En vertu de la législation québécoise, un salarié a droit à un milieu de travail exempt de harcèlement psychologique sous toute forme. Il est non seulement de la responsabilité de l’employeur de prendre les moyens raisonnables pour prévenir ce harcèlement, mais également de faire cesser cette situation lorsque celle-ci est portée à sa connaissance2. Afin de répondre à son obligation, il est parfois justifié d’avoir recours à la médiation.  À noter que même si votre politique ne prévoit pas la possibilité d’adhérer à la médiation, la Loi sur les normes du travail prévoit que la Commission des normes, de l’équité, de la santé et de la sécurité du travail peut nommer un tiers à titre de médiateur pour entendre les parties3. Dans tous les cas, cette méthode de résolution des conflits se doit d’être volontaire et les parties doivent s’investir réellement dans le processus, sinon elle sera, de toute évidence, vouée à l’échec. À noter également que pour la durée des séances, conformément à l’article 123.11 de la Loi sur les normes du travail, le salarié sera réputé être au travail.

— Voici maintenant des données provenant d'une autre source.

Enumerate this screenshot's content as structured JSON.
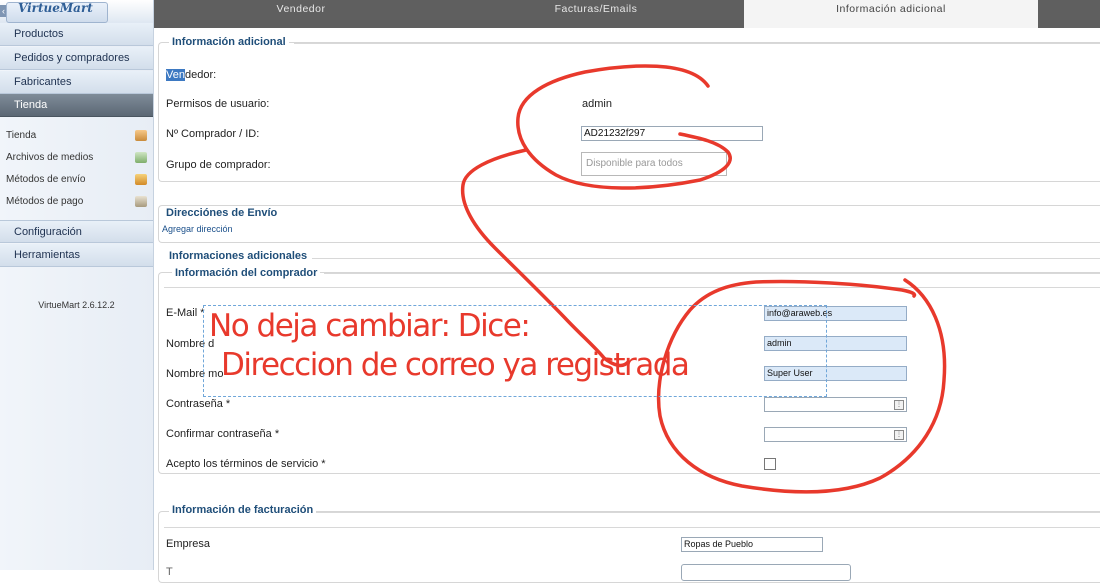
{
  "sidebar": {
    "logo": "VirtueMart",
    "nav_top": [
      "Productos",
      "Pedidos y compradores",
      "Fabricantes",
      "Tienda"
    ],
    "sub_items": [
      {
        "label": "Tienda",
        "icon": "store-icon"
      },
      {
        "label": "Archivos de medios",
        "icon": "media-icon"
      },
      {
        "label": "Métodos de envío",
        "icon": "truck-icon"
      },
      {
        "label": "Métodos de pago",
        "icon": "payment-icon"
      }
    ],
    "nav_bottom": [
      "Configuración",
      "Herramientas"
    ],
    "version": "VirtueMart 2.6.12.2"
  },
  "tabs": [
    "Vendedor",
    "Facturas/Emails",
    "Información adicional"
  ],
  "info_adicional": {
    "title": "Información adicional",
    "vendor_hl": "Ven",
    "vendor_rest": "dedor:",
    "permisos_label": "Permisos de usuario:",
    "permisos_value": "admin",
    "comprador_id_label": "Nº Comprador / ID:",
    "comprador_id_value": "AD21232f297",
    "grupo_label": "Grupo de comprador:",
    "grupo_placeholder": "Disponible para todos"
  },
  "envio": {
    "title": "Direcciónes de Envío",
    "add_link": "Agregar dirección"
  },
  "informaciones": {
    "title": "Informaciones adicionales",
    "sub_title": "Información del comprador",
    "email_label": "E-Mail *",
    "email_value": "info@araweb.es",
    "nombre_label": "Nombre d",
    "nombre_value": "admin",
    "nombre2_label": "Nombre mo",
    "nombre2_value": "Super User",
    "pass_label": "Contraseña *",
    "pass_confirm_label": "Confirmar contraseña *",
    "terms_label": "Acepto los términos de servicio *"
  },
  "facturacion": {
    "title": "Información de facturación",
    "empresa_label": "Empresa",
    "empresa_value": "Ropas de Pueblo"
  },
  "annotation": {
    "line1": "No deja cambiar: Dice:",
    "line2": "Direccion de correo ya registrada",
    "color": "#e8392c"
  },
  "colors": {
    "section_title": "#1f4e79",
    "tab_bar": "#5f5f5f",
    "active_nav": "#5b6774"
  }
}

Avantages de la médiation4 

  • Ce processus a lieu devant un tiers impartial. Le médiateur a pour rôle de trouver une solution qui bénéficiera aux deux parties et non de déterminer qui a raison, qui a tort et d’imposer une sanction en conséquence. Aussi, ce tiers se doit d’être impartial et peut être externe à l’entreprise. 
  • Il s’agit d’un processus flexible, peu coûteux et rapide. S’agissant d’un mode de règlement hors cour, ce processus n’est pas soumis aux contraintes procédurales des tribunaux et peut donc s’adapter aux besoins des parties. 
  • Il s’agit d’un processus confidentiel. Il n’y a pas de décision publiée suite au processus, ce qui peut être un avantage considérable pour les deux parties. Les dossiers de harcèlement psychologique sont souvent sensibles autant pour l’employeur que le plaignant.
  • Ce processus permet des solutions innovatrices. Les parties à un processus de médiation ne sont limitées que par leur imagination et ne sont pas limitées aux réparations pécuniaires prévues à l’article 123.15 de la Loi sur les normes du travail. Celles-ci peuvent sortir du carcan habituel et prévoir des solutions créatives, par exemple prévoir un nouveau processus de formation des gestionnaires ou changer les équipes de travail. 
Contenu supplémentaire

BONNES PRATIQUES À ADOPTER POUR AVOIR UNE MÉDIATION FRUCTUEUSE5

  • L’implication volontaire des parties dans le processus. La clé du succès de la médiation est la participation volontaire et véritable des parties au processus. À l’inverse, la médiation peut être contre-productive si elle est faite avec une partie qui n’est pas réceptive au dialogue, qui ne contribue pas aux échanges ou qui est absente des séances. 
  • La tenue d’une rencontre de prémédiation. Souvent, le salarié qui participe à un processus de médiation en sera à sa première expérience. Il est donc recommandé de prévoir une rencontre de prémédiation avec le médiateur. Ce dernier pourra donc aider les parties à définir leurs besoins et à rationaliser leurs attentes. 
  • Le soutien durant le processus. Comme le médiateur se doit d’être neutre et impartial, il ne peut pas conseiller le salarié sur la qualité des offres patronales et vice-versa. Il est donc recommandé que les parties soient accompagnées par quelqu’un de confiance pour faciliter la prise de décisions. 
  • Prévoir dans vos politiques en matière de harcèlement psychologique ce mode de résolution des conflits.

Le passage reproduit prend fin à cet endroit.